If you've got the appropriate documentation supporting additional work, should add modifier 22 to  code 58662.

Step 5: Mull Over Other Modifiers

Look for places where you can appropriately append a modifier. For example, if your documentation meets the criteria for reporting procedures bundled by NCCI, you should add the appropriate modifier assigned by the payer to bypass the edit. For Medicare, these would be:
 

  • modifier 59 (Distinct procedural service)
     
  • modifier 58 (Staged or related procedure or service by the same physician during the postoperative period)
     
  • modifier 25 (Significant, separately identifiable evaluation and management service by the same physician on the same day of the procedure or other service), or modifiers RT (Right side) or LT (Left side).

    In the above scenario, you should add modifier 51 (Multiple procedures) to 58661 if the ob-gyn removed part of the ovary along with the cyst because you'll report the primary procedure (58662) for the removal of the endometriosis.

    Result: If your ob-gyn performed both types of removal in the surgical scenario, you'll report 58662-22 and 58661-51 for this procedure. If the ob-gyn removed no part of the ovary along with the cyst, you'll just report 58662-22.

    Try Your Hand at This Second Scenario

    You receive the following report for this surgery - again, a laparoscopic procedure. The documentation states, "Preop diagnosis: enlarging 6-cm septated left ovarian cyst, dysmenorrhea with very heavy flow, stenotic cervix.

    1. Hysteroscopy with D&C returning a large amount of polypoid endometrium

    2. Laparoscopy with cystomy of large left corpus luteum cyst, and excision of paratubal chocolate cyst

    3. Destruction of endometrial implants on vesicouterine reflection, uterosacral ligaments (bilaterally), cul-de-sac, and right utero-ovarian ligament."

    Note: The path report has the chocolate cyst labeled as "right salpingo cyst," but the dictation of your ob-gyn's report is such that it seems the chocolate cyst was paratubal and proximal on the left. This is why it's important to get to know your ob-gyn's language. Don't be afraid to ask him to clarify anything you don't understand, says Ellen DiGirolamo, RN, BSN, an office nurse at Dr. Jeffrey B. Frank's ob-gyn practice in Reading, Penn.

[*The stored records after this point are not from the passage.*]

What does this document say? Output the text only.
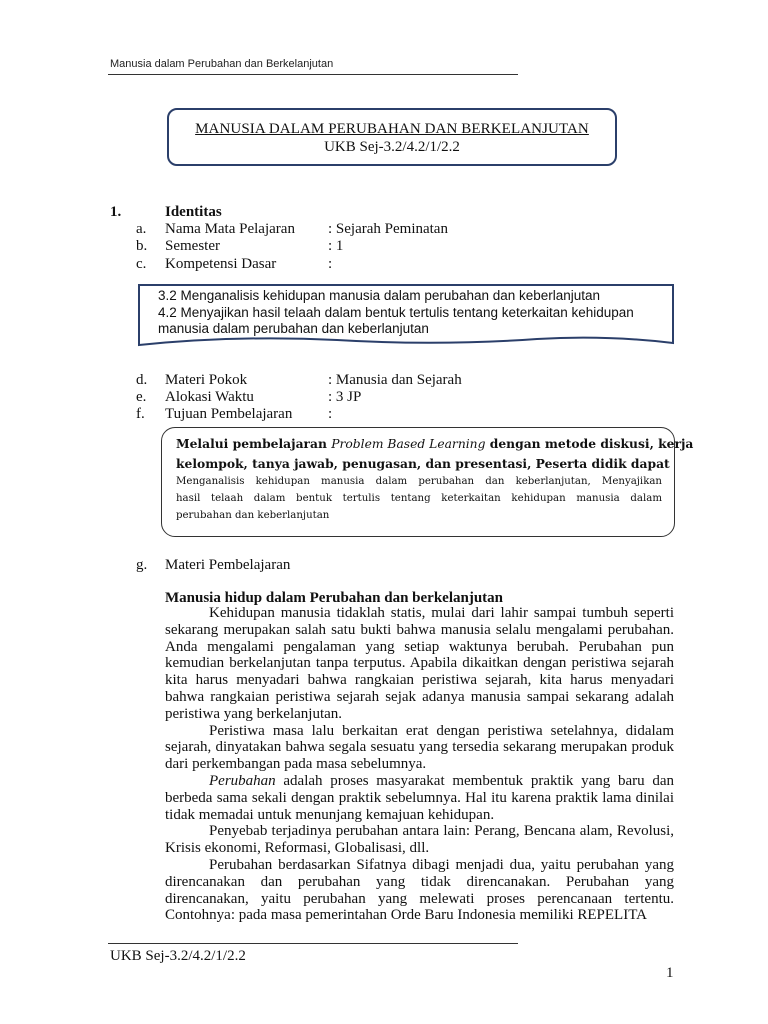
Manusia dalam Perubahan dan Berkelanjutan
MANUSIA DALAM PERUBAHAN DAN BERKELANJUTAN
UKB Sej-3.2/4.2/1/2.2
1.	Identitas
a. Nama Mata Pelajaran : Sejarah Peminatan
b. Semester	: 1
c. Kompetensi Dasar	:
3.2 Menganalisis kehidupan manusia dalam perubahan dan keberlanjutan
4.2 Menyajikan hasil telaah dalam bentuk tertulis tentang keterkaitan kehidupan
manusia dalam perubahan dan keberlanjutan
d. Materi Pokok	: Manusia dan Sejarah
e. Alokasi Waktu	: 3 JP
f. Tujuan Pembelajaran :
Melalui pembelajaran Problem Based Learning dengan metode diskusi, kerja
kelompok, tanya jawab, penugasan, dan presentasi, Peserta didik dapat
Menganalisis kehidupan manusia dalam perubahan dan keberlanjutan, Menyajikan
hasil telaah dalam bentuk tertulis tentang keterkaitan kehidupan manusia dalam
perubahan dan keberlanjutan
g. Materi Pembelajaran
Manusia hidup dalam Perubahan dan berkelanjutan

Kehidupan manusia tidaklah statis, mulai dari lahir sampai tumbuh seperti sekarang merupakan salah satu bukti bahwa manusia selalu mengalami perubahan. Anda mengalami pengalaman yang setiap waktunya berubah. Perubahan pun kemudian berkelanjutan tanpa terputus. Apabila dikaitkan dengan peristiwa sejarah kita harus menyadari bahwa rangkaian peristiwa sejarah, kita harus menyadari bahwa rangkaian peristiwa sejarah sejak adanya manusia sampai sekarang adalah peristiwa yang berkelanjutan.

Peristiwa masa lalu berkaitan erat dengan peristiwa setelahnya, didalam sejarah, dinyatakan bahwa segala sesuatu yang tersedia sekarang merupakan produk dari perkembangan pada masa sebelumnya.

Perubahan adalah proses masyarakat membentuk praktik yang baru dan berbeda sama sekali dengan praktik sebelumnya. Hal itu karena praktik lama dinilai tidak memadai untuk menunjang kemajuan kehidupan.

Penyebab terjadinya perubahan antara lain: Perang, Bencana alam, Revolusi, Krisis ekonomi, Reformasi, Globalisasi, dll.

Perubahan berdasarkan Sifatnya dibagi menjadi dua, yaitu perubahan yang direncanakan dan perubahan yang tidak direncanakan. Perubahan yang direncanakan, yaitu perubahan yang melewati proses perencanaan tertentu. Contohnya: pada masa pemerintahan Orde Baru Indonesia memiliki REPELITA

UKB Sej-3.2/4.2/1/2.2
1
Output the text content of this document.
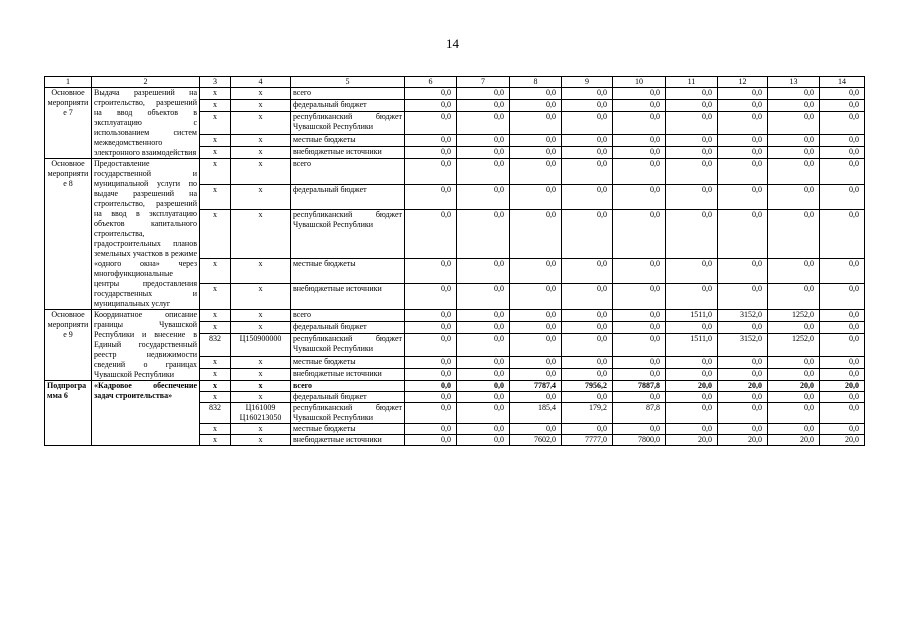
14
1	2	3	4	5	6	7	8	9	10	11	12	13	14
Основное мероприятие 7	Выдача разрешений на строительство, разрешений на ввод объектов в эксплуатацию с использованием систем межведомственного электронного взаимодействия	x	x	всего	0,0	0,0	0,0	0,0	0,0	0,0	0,0	0,0	0,0
		x	x	федеральный бюджет	0,0	0,0	0,0	0,0	0,0	0,0	0,0	0,0	0,0
		x	x	республиканский бюджет Чувашской Республики	0,0	0,0	0,0	0,0	0,0	0,0	0,0	0,0	0,0
		x	x	местные бюджеты	0,0	0,0	0,0	0,0	0,0	0,0	0,0	0,0	0,0
		x	x	внебюджетные источники	0,0	0,0	0,0	0,0	0,0	0,0	0,0	0,0	0,0
Основное мероприятие 8	Предоставление государственной и муниципальной услуги по выдаче разрешений на строительство, разрешений на ввод в эксплуатацию объектов капитального строительства, градостроительных планов земельных участков в режиме «одного окна» через многофункциональные центры предоставления государственных и муниципальных услуг	x	x	всего	0,0	0,0	0,0	0,0	0,0	0,0	0,0	0,0	0,0
		x	x	федеральный бюджет	0,0	0,0	0,0	0,0	0,0	0,0	0,0	0,0	0,0
		x	x	республиканский бюджет Чувашской Республики	0,0	0,0	0,0	0,0	0,0	0,0	0,0	0,0	0,0
		x	x	местные бюджеты	0,0	0,0	0,0	0,0	0,0	0,0	0,0	0,0	0,0
		x	x	внебюджетные источники	0,0	0,0	0,0	0,0	0,0	0,0	0,0	0,0	0,0
Основное мероприятие 9	Координатное описание границы Чувашской Республики и внесение в Единый государственный реестр недвижимости сведений о границах Чувашской Республики	x	x	всего	0,0	0,0	0,0	0,0	0,0	1511,0	3152,0	1252,0	0,0
		x	x	федеральный бюджет	0,0	0,0	0,0	0,0	0,0	0,0	0,0	0,0	0,0
		832	Ц150900000	республиканский бюджет Чувашской Республики	0,0	0,0	0,0	0,0	0,0	1511,0	3152,0	1252,0	0,0
		x	x	местные бюджеты	0,0	0,0	0,0	0,0	0,0	0,0	0,0	0,0	0,0
		x	x	внебюджетные источники	0,0	0,0	0,0	0,0	0,0	0,0	0,0	0,0	0,0
Подпрограмма 6	«Кадровое обеспечение задач строительства»	x	x	всего	0,0	0,0	7787,4	7956,2	7887,8	20,0	20,0	20,0	20,0
		x	x	федеральный бюджет	0,0	0,0	0,0	0,0	0,0	0,0	0,0	0,0	0,0
		832	Ц161009 Ц160213050	республиканский бюджет Чувашской Республики	0,0	0,0	185,4	179,2	87,8	0,0	0,0	0,0	0,0
		x	x	местные бюджеты	0,0	0,0	0,0	0,0	0,0	0,0	0,0	0,0	0,0
		x	x	внебюджетные источники	0,0	0,0	7602,0	7777,0	7800,0	20,0	20,0	20,0	20,0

    Step 1: For the hysteroscopy with D&C, you'll report 58558 (Hysteroscopy, surgical; with sampling [biopsy] of endometrium and/or polypectomy, with or without D&C).

    For the laparoscopic removal of the cysts from tube and ovary, you should report 58662. This code includes the laparoscopic removal of endometriosis as well.

    That's 58558 and 58662. Code 58662 has a higher RVU, so you should list it first.

    Step 2: None of the procedures are standards of surgical practice.

    Step 3: These two codes are not bundled, according to NCCI.

    Step 4: If you can show extensive work and time added to the surgery for the removal of the cysts plus endometriosis, you might possibly append modifier 22 to 58662.

    Step 5: You don't have any NCCI edits to contend with in this procedure, so you don't need to worry about additional modifiers. However, if the ob-gyn removed part of the ovary along with the cyst (discussed in the first example), you might be able to report 58661-51 in addition, Long says.

    Result: Your coding would be 58662-22 and 58558-51, or possibly 58662, 58661-51 and 58558-51.